When I work up my previews of upcoming UVA Football opponents, I try to view them in their best light, because that’s how coaches prepare.
This isn’t necessarily easy with North Carolina (2-4, 0-2 ACC), which is oh-fer in its four games against Power 4 opponents, though the Tar Heels, under Bill Belichick, who it feels weird to say is the first-year coach at UNC, finally played to a tight game this past week, in their 21-18 loss at Cal late, late, late Friday night.
#16 Virginia at North Carolina | Saturday, noon | ACC Network
Series: North Carolina leads series, 66-59-4
Last meeting: North Carolina, 41-14 (2024)
Line: Virginia -10.5
Over/under: 51.5
Projected final score: Virginia 31, North Carolina 20
The season numbers for UNC are, ugh, not good: last in the ACC in scoring (18.7 ppg) and total offense (268.5 yards/g), next-to-last in time of possession (27:24 per game).
The defense hasn’t been that bad, considering: Carolina is allowing 25.0 points and 360.0 yards per game, both middle of the pack in the ACC; and been good against the run (119.2 yards/g), though not so much against the pass (137.1 pass efficiency against, 13th in the ACC) and with just eight sacks in the six games (last in the ACC).

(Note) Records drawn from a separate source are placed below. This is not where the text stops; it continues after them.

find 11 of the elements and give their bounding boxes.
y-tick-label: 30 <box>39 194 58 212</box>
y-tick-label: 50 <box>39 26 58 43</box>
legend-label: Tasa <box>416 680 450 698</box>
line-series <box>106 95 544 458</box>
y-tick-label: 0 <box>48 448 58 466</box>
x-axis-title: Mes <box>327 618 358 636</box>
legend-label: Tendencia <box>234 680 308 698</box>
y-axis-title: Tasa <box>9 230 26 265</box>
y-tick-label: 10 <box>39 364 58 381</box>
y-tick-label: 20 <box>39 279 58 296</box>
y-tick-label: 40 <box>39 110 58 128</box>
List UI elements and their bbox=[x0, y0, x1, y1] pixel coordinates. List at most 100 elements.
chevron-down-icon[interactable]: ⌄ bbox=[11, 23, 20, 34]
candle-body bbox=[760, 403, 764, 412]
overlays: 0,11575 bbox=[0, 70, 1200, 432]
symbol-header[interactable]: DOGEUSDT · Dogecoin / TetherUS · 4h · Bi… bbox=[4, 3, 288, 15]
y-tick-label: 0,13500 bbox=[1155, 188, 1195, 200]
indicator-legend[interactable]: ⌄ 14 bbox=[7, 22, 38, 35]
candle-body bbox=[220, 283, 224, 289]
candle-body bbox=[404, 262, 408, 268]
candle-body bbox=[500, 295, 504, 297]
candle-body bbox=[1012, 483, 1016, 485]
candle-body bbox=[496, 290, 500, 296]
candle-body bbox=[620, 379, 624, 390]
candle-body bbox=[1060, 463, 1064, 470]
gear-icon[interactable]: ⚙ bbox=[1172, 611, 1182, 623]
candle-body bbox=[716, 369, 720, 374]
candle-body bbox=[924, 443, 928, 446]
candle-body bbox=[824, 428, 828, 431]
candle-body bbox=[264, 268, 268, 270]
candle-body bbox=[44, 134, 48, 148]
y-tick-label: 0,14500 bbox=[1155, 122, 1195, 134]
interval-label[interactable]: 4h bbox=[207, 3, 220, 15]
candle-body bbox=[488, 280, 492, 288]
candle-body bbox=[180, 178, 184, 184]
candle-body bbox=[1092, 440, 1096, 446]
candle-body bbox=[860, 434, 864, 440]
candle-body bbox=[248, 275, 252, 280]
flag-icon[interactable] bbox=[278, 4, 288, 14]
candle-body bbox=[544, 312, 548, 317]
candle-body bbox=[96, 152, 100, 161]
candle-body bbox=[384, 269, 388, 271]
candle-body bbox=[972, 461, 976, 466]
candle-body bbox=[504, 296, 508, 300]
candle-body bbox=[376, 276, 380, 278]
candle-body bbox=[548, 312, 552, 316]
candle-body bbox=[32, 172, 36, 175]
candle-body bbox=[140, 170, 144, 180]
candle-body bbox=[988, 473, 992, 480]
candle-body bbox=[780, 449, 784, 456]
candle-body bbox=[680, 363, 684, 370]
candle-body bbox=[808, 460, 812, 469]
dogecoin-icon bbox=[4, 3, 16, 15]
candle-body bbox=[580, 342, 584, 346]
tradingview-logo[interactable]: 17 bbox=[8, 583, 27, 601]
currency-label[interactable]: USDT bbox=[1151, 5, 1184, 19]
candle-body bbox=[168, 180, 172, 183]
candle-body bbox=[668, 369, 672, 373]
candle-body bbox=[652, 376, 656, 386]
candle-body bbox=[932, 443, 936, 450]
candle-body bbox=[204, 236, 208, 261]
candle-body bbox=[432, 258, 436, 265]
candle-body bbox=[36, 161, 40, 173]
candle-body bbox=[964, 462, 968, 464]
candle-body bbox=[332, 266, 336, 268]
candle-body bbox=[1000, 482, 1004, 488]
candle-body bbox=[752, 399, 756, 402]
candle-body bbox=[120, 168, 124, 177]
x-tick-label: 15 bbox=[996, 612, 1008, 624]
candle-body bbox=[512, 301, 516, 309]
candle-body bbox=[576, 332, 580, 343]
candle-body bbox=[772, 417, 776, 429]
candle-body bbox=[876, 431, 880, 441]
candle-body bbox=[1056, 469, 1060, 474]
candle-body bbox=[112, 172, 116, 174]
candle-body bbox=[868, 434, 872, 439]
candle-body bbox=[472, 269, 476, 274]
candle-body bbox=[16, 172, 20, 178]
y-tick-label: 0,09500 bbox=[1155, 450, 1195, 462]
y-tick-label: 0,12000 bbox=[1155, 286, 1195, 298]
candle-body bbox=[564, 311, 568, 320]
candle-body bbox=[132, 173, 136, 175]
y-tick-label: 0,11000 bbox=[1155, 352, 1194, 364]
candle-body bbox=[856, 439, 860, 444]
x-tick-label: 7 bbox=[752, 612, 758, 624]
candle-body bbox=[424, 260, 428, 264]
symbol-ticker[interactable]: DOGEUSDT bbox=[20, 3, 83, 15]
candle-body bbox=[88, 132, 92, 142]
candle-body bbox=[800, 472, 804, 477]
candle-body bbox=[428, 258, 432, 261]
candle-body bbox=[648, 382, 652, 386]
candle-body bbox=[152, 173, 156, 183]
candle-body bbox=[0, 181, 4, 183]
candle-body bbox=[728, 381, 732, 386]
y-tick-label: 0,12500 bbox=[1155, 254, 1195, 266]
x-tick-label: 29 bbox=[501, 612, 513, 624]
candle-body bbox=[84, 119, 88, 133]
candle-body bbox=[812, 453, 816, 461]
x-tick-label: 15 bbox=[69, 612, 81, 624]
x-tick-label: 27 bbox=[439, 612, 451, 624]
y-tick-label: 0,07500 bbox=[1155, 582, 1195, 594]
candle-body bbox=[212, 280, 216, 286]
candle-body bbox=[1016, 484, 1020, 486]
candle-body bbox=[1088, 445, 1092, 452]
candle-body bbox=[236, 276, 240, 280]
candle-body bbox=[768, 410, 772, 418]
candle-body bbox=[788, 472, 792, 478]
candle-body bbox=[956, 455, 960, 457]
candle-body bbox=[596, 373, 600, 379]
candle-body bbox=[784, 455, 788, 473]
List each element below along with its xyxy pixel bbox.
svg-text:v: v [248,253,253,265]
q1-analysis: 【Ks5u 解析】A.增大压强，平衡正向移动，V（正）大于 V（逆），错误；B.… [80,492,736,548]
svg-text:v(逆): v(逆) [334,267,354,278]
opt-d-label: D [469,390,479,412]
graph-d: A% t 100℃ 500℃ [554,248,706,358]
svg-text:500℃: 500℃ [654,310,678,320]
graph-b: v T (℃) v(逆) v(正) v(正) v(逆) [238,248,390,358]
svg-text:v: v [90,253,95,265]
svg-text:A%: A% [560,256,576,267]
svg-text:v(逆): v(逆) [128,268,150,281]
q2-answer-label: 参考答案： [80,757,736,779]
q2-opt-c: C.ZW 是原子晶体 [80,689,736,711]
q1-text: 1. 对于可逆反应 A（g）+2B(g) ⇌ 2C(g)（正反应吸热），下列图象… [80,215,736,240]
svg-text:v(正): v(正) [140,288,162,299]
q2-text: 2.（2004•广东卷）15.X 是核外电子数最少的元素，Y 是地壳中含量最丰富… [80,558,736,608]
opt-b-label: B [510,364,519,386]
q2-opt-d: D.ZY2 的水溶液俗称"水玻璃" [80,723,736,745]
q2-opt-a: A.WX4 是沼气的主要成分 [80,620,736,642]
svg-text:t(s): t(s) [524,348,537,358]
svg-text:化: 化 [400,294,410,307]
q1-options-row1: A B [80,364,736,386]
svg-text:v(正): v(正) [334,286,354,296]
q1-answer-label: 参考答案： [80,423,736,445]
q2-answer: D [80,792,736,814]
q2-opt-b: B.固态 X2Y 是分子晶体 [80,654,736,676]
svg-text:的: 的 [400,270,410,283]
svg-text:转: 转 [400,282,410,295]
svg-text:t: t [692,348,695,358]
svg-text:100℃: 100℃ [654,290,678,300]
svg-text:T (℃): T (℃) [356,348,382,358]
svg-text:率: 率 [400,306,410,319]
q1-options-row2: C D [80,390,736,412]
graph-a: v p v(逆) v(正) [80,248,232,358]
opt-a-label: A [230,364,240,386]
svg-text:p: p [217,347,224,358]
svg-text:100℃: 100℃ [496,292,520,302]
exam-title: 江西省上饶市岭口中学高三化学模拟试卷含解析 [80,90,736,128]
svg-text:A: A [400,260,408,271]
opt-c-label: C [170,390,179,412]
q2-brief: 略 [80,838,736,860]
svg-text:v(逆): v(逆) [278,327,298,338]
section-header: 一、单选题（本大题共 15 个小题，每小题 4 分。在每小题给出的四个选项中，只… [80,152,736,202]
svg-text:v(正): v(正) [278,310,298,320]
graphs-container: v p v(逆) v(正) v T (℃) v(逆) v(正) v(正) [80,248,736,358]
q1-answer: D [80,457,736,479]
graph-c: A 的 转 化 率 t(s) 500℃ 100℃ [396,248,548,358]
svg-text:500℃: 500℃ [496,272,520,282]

The defense being at least decent is why I’m throwing out the book on the season numbers, because they can seduce you into thinking Vegas has it right in making Virginia a 10.5-point road favorite.
I don’t, in general, trust rivalry games where the odds have the road team a double-digit favorite.
The UNC offense
Gio Lopez is back as the starting QB, after missing the Clemson game due to injury.
The South Alabama transfer was a meh 19-of-35 for 167 yards in the loss at Cal last week, but he did connect with wideout Kobe Paysour six times on seven targets for 101 yards.
Of note there: Paysour, a 6’1”, 190-pound senior, had recorded, going into the Cal game, just two catches on nine targets in the 2025 season, after producing 73 catches in his first three seasons in Chapel Hill.
Tailback Benjamin Hall, a thicc 5’11”, 235-pound Michigan transfer, had 68 yards and a touchdown on the ground on 14 carries.
Like Paysour, Hall had barely been used prior to the Cal game – getting just 20 carries in four games ahead of the trip to the Left Coast.
It’s one game, but could be that the coaching staff is figuring some things out personnel-wise.
Defense
I mentioned already that the D only has eight sacks through six games.
The Heels got decent pressure on Cal true freshman QB Jaron-Keawe Sagapolutele – 15 pressures on 44 dropbacks, actually.
Those numbers, much better than the other Power 4 games – six pressures on 37 dropbacks in the loss to TCU, nine pressures on 35 dropbacks in the loss to UCF, 14 pressures on 41 dropbacks in the loss to Clemson (in which Cade Klubnik was a cool 22-of-24 for 254 yards and four TDs, before subbing out in the 38-10 win.)
The best – that is, one good – corner is redshirt freshman Jaiden Patterson, who has a 54.1 NFL passer rating against, three pass breakups and an INT on 15 targets.
Six of the other seven guys in the secondary with at least 100 pass-coverage snaps this season have NFL passer rating against numbers of 100+.
This is an area where UVA needs to take advantage of a defense that can’t get pressure and isn’t good in coverage, by building a game plan around the QB, Chandler Morris, who has struggled the past two weeks, but still has a season NFL passer rating at 100.6, and the receiver room with four wideouts with double-digit catches (Trell Harris and Cam Ross: 28, Jahmal Edrine: 26, Kam Courtney: 11).
Special teams
Placekicker Rece Verhoff, a Marshall transfer, is 7-of-8 on field-goal tries this season, with a long of 49, and two other makes of 40 and 41.
Verhoff has 19 touchbacks on 26 kickoffs, and an average opponent starting field position of 24.0, suggesting that the coverage unit does a good job when the strategy is to kick the ball short.
Punter Tom Maginness is averaging 40.8 yards on his 29 (!) punts.